The approach to supporting ratelimiting is also great. So many systems require adopting their ecosystem of supporting tools (Kafka, requiring that you also roll out Zookeeper, is a good example of this), but Envoy defines aGRPCinterface that a ratelimiting server needs to provide, and thus abstracts itself from the details of how ratelimiting is implemented. I’d love to see more systems take this approach to allow greater interoperability. (Very long term, I look forward to a future where we have shared standard interfaces for common functionality like ratelimiting, updating routing tables, login,追踪, and so on.)
热重启using a unix domain socket is interesting as well, in particular how containers have become a first-class design constraint. Instead of something hacked on later, “How will this work with container deployment?” is asked at the start of new system design!

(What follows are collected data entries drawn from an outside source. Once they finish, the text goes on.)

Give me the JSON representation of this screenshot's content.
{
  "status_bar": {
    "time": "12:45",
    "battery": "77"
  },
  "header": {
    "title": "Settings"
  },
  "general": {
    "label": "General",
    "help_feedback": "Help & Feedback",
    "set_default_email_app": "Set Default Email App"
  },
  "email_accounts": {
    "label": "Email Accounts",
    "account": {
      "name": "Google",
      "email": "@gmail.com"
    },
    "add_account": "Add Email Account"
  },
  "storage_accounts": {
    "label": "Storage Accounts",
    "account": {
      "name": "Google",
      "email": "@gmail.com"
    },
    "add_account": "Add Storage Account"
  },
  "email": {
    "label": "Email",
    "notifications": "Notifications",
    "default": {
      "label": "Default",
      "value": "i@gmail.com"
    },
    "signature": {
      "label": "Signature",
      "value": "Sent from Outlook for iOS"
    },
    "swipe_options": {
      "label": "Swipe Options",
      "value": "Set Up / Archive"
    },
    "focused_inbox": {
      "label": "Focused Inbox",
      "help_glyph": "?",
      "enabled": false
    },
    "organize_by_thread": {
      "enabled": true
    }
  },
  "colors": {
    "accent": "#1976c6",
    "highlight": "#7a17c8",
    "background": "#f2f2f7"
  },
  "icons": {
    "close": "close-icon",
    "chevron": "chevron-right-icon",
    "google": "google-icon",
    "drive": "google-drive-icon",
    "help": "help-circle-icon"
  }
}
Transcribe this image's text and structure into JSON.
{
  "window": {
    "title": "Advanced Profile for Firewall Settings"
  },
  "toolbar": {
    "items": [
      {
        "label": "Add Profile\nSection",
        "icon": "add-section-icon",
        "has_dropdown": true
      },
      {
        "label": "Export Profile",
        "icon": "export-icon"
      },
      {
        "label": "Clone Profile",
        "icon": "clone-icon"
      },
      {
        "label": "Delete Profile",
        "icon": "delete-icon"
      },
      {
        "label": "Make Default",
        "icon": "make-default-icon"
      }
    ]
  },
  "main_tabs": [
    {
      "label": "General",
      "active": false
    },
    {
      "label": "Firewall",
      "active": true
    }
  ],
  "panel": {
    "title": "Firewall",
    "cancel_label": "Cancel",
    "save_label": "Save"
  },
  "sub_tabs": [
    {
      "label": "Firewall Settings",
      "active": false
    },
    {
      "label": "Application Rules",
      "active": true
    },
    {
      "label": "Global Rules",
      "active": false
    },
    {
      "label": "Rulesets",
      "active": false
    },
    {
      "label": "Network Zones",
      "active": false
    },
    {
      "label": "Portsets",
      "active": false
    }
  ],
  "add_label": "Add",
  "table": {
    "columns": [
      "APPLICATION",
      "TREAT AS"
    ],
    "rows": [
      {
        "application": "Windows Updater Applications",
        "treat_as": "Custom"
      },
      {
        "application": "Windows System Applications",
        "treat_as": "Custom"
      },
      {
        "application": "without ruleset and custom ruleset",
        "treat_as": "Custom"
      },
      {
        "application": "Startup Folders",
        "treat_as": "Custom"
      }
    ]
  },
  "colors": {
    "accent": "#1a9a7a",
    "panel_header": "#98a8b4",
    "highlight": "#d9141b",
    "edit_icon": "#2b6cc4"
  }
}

For a long time it felt like Thrift was the front-runningidl.最近,但是很难to argue with GRPC: it has good language support and the decision to built on HTTP/2 means it has been able to introduce streaming bidirectional communication as a foundational building block for services. It’s very exciting to see Envoy betting on GRPC in a way which will reduce the overhead of adopting GRPC and HTTP/2 for companies which are already running sidecar routers.
All of those excellent things aside, I think what’s most interesting is the possibility of a broader ecosystem developing on top of the HTTP and TCP filter mechanisms. The approach seems sufficiently generalized that someone will be able to add more protocols and to customize behavior to their needs (to trade out the centralized ratelimiting for a local ratelimiter or the local circuit breaker for a centralized circuit breaker, etc).
您可以想象一个带有MySQL和PostgreSQL协议的生态系统，了解TCP过滤器，更全面的背压工具套件，用于延迟注入，全局电路沿线断开Hystrix(would be pretty amazing to integrate with Hystrix’s dashboard versus needing to recreate something similar), and even the ability to manually block specific IPs to provide easier protection from badly behaving clients (certainly not at the level of a DDoS, rather a runaway script or some such).
In terms of a specific example of a gap in the initial offering, my experience is that distributed healthchecking–even with local caching of health check results–is too expensive at some scale (as a shot in the dark, let’s say somewhere around the scale of 10,000 servers with 10 services per server). Providing a centralized healthcheck cache would be an extremely valuable extension to Envoy for very large-scale deployments. (Many people will never run into this issue, either due to not needing that many servers and services, or because you scope your failure zones to something smaller. It’s probably true that a proactive engineering team with enough resources would never需要this functionality. If someone does want to take a stab at this,the RAFT protocol对分散的健康检查有一些非常好的想法。）